Transformation is a particularly overused word today, as everybody seems to be doing it all the time. And unlike (most) traditional projects, it never actually finishes…
It really comes down to leadership: storytelling, opening hearts and minds, and empowering people to contribute to the common purpose. No two projects are the same. So, whereas post-implementation reviews and lessons learnt have some value, each project is new and unique, so the only repeatable skill is to listen, learn, and quickly adapt. That can’t happen through traditional steering structures, so we need to trust our people and give them the context to make the right calls.
FST Media: Insurers today are awash with data, the vast bulk of which remains unstructured and untapped. How can insurance organisations best steward these data assets, leveraging the insights they offer to make real-world business improvements?
Muggleston: As we rapidly move more and more transactions online, we can measure things in different ways and increase the amount of data that is structured and readily usable. However, that will never fully replace the insights gained from talking to our customers directly. We use tools like QUID to interpret and make sense of unstructured data, and conversation AI tools like Ushur which allow us to understand free format chats and emails and accurately determine both sentiment and the action required – which we are increasingly able to then automate.
FST Media: In your view, what has stood in the way of Kiwi insurers reaping the full potential of their vast data repositories?
Muggleston: The obvious answer to this is the constraints of legacy systems and processes, which just makes it really hard. Many companies are able to analyse large datasets and gain useful insights at a point in time, but it is much harder to embed this into real-time customer journeys and business decision-making processes.
However, I think the bigger barrier is our imagination.
I often hear that we can’t do things because we don’t have the data and, yet, often we have more than enough and we just have to think differently about how we frame the question or whether we can use existing data as a proxy for the missing information.
Lastly, without truly understanding the data that we have, we all know, at some level, that it is important and that we should safeguard it. But this drives a behaviour where we hold onto it and miss the opportunities that come from sharing and partnering to create new value and insights.
FST Media: The Covid crisis saw a period of rapid change and transformation for the insurance sector. How effectively do you feel the sector has evolved to meet customer needs through this period?
Muggleston: I think most companies handled this incredibly well. We all had a desire to operate more digitally and remotely so the lockdowns simply accelerated the work that was already underway.
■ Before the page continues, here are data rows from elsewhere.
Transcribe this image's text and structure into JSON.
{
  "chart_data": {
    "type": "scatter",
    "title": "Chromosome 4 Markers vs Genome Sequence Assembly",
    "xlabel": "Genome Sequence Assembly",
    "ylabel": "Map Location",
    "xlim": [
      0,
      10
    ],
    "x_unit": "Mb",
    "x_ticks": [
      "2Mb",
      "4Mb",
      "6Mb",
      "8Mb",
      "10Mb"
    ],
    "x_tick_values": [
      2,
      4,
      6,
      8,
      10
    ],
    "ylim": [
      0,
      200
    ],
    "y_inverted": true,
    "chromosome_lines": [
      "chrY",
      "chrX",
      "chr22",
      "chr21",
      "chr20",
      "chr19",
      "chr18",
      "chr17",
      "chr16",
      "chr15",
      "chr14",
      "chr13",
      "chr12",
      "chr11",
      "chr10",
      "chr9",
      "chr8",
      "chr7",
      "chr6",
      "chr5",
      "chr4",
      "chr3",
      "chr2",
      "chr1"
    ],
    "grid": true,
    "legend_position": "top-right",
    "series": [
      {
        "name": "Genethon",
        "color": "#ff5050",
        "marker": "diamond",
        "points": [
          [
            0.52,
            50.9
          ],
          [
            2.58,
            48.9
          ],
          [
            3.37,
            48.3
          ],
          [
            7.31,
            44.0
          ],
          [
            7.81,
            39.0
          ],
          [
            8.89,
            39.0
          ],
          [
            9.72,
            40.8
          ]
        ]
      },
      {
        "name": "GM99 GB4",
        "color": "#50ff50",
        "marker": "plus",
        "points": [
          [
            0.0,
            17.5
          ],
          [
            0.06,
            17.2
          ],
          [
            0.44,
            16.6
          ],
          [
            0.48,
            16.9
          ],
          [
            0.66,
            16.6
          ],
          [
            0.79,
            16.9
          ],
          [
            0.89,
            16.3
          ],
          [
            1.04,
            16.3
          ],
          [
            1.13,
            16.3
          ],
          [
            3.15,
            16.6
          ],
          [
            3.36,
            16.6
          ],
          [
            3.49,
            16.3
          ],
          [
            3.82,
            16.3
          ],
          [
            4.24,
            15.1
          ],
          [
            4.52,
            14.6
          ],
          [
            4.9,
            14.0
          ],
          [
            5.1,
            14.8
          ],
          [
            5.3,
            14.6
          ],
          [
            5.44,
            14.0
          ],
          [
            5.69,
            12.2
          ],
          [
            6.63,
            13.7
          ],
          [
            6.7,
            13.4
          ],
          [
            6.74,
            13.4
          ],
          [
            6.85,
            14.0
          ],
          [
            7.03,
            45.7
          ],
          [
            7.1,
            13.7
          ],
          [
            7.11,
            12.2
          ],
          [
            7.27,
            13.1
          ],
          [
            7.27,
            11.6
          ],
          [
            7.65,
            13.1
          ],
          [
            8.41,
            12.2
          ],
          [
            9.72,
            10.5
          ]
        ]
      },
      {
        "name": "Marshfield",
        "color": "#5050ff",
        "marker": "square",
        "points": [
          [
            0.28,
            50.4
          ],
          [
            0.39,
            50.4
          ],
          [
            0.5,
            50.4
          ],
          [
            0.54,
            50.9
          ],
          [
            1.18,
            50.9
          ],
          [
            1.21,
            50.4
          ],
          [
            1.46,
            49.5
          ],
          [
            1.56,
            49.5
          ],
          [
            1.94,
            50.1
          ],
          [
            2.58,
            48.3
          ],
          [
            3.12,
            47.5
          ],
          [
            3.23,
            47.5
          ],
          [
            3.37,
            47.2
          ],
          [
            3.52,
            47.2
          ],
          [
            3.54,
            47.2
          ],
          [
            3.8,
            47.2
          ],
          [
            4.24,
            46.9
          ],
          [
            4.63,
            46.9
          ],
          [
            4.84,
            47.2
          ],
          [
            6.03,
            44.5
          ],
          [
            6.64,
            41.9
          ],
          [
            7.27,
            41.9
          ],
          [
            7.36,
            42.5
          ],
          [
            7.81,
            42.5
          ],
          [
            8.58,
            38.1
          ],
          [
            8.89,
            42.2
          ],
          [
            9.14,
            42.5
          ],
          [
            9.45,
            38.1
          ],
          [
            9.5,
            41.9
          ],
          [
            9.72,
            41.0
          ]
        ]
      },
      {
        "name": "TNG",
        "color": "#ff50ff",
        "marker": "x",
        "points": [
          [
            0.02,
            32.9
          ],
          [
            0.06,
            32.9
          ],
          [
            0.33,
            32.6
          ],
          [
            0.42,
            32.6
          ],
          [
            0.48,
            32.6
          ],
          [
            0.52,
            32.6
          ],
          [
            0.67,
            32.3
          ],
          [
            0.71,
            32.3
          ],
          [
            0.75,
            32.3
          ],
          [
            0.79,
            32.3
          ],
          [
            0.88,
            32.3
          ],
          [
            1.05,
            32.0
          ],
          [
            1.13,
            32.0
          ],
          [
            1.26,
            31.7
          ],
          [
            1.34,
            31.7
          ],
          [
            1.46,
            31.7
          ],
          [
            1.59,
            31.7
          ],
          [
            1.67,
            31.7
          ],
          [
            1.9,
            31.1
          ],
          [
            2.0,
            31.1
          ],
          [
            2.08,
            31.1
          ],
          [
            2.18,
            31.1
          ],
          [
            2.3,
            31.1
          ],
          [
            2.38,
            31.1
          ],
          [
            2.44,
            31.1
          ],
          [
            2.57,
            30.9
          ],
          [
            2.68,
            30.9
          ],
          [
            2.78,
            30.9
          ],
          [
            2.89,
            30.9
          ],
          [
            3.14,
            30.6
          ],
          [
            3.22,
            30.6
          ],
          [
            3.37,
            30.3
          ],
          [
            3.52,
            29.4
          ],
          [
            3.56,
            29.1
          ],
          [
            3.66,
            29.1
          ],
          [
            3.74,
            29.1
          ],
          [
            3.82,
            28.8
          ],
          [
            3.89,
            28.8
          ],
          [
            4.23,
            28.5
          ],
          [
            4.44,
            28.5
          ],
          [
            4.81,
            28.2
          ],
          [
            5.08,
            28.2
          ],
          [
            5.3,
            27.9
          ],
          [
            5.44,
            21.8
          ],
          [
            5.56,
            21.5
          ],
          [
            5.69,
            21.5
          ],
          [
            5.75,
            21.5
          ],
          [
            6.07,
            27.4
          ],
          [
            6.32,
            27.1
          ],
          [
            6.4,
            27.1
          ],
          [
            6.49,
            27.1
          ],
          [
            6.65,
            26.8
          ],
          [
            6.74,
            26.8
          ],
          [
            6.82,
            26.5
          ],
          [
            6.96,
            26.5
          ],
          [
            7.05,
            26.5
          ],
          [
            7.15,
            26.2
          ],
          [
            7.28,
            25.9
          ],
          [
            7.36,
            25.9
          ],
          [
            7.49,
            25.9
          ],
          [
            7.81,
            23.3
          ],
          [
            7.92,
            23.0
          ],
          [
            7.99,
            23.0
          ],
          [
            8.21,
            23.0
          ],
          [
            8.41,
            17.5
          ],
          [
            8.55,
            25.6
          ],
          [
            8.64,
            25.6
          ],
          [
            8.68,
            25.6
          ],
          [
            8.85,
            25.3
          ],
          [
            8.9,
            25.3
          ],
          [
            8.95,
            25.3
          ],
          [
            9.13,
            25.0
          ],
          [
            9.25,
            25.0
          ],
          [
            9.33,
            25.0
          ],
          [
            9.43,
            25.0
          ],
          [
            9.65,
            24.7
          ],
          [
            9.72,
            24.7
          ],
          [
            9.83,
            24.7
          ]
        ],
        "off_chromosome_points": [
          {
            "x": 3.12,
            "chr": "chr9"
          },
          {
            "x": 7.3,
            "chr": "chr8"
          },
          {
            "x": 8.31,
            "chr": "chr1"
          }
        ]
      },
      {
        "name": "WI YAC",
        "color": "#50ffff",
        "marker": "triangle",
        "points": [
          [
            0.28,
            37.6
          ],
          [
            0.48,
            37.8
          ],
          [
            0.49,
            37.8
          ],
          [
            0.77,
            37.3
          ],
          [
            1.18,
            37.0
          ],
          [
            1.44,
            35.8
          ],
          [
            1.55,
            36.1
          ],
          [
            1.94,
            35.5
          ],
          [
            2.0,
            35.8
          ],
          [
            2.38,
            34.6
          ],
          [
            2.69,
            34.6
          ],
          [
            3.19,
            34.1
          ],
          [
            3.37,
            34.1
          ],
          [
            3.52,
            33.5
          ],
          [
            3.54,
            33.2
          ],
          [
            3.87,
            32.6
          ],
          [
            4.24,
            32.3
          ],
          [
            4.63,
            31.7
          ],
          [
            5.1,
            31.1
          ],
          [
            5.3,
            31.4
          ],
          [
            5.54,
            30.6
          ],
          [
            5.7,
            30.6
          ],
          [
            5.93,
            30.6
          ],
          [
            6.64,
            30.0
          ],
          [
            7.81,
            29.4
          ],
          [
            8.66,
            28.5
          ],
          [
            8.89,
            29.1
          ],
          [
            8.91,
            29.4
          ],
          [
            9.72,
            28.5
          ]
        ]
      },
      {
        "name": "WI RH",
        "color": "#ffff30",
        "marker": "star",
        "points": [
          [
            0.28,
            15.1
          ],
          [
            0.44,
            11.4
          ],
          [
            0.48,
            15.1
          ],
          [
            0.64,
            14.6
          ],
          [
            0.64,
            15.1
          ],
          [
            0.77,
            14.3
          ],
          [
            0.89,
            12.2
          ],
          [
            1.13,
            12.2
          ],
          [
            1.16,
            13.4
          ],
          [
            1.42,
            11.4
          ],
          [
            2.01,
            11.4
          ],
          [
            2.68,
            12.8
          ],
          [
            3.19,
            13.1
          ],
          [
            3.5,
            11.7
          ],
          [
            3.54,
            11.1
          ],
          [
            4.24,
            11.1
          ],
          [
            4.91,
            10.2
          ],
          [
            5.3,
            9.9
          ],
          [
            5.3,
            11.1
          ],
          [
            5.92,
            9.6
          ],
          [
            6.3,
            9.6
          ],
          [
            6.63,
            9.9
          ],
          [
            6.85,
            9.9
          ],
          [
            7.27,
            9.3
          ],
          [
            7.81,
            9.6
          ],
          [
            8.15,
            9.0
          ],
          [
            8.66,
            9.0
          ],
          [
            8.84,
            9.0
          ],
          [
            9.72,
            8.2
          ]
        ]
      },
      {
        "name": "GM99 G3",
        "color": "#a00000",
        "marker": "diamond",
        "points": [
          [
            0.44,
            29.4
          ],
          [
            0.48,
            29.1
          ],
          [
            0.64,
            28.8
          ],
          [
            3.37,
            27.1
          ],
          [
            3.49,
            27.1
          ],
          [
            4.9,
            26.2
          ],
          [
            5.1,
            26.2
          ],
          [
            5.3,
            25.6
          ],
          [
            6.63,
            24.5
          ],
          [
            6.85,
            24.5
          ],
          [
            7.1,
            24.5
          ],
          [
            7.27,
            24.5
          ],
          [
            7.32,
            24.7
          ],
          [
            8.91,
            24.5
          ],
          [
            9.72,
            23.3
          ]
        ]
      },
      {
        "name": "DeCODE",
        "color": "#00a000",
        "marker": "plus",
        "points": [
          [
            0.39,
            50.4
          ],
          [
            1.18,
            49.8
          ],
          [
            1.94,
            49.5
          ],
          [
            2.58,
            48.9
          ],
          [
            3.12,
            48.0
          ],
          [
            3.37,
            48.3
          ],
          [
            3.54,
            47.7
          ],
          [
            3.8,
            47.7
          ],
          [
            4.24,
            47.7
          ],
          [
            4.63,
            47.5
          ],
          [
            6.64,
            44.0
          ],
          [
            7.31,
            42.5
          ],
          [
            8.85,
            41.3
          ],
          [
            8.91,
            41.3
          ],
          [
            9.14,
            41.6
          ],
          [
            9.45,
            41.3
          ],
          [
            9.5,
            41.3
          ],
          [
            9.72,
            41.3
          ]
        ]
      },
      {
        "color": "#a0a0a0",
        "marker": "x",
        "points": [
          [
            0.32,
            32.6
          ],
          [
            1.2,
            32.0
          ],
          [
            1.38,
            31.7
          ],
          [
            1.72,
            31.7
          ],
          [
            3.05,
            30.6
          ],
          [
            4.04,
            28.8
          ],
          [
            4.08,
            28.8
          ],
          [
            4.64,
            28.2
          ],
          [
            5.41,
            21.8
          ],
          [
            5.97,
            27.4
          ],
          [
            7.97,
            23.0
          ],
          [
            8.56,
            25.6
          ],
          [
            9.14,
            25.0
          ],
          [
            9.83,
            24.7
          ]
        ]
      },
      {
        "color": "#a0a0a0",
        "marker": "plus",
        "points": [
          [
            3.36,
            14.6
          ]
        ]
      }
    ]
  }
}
Tower had 96 per cent of our staff working effectively from home in 48 hours, and we were able to seamlessly execute all our key customer service processes.
However, what it did expose was the broader ecosystem and supply chain in which we play. As I mentioned earlier, our ability to share data and operate seamless digital processes across our partners’ ecosystems is nowhere near as mature as our internal processes. This is our next big area of focus.
FST Media: What do you feel is characteristic of your leadership style? How has this served to inspire and motivate your workforce to problem solve outside the box?
I would simplify this down to authenticity and empowerment. Bringing your true self to work rather than a fancy persona creates an environment where your team is able to be at their best, to think creatively without judgment, and to share what they are actually thinking.
Peter Muggleston is a featured keynote speaker at FST’s Future of Financial Services, Auckland conference, exploring new value-creation opportunities from data, cloud, and API integrations.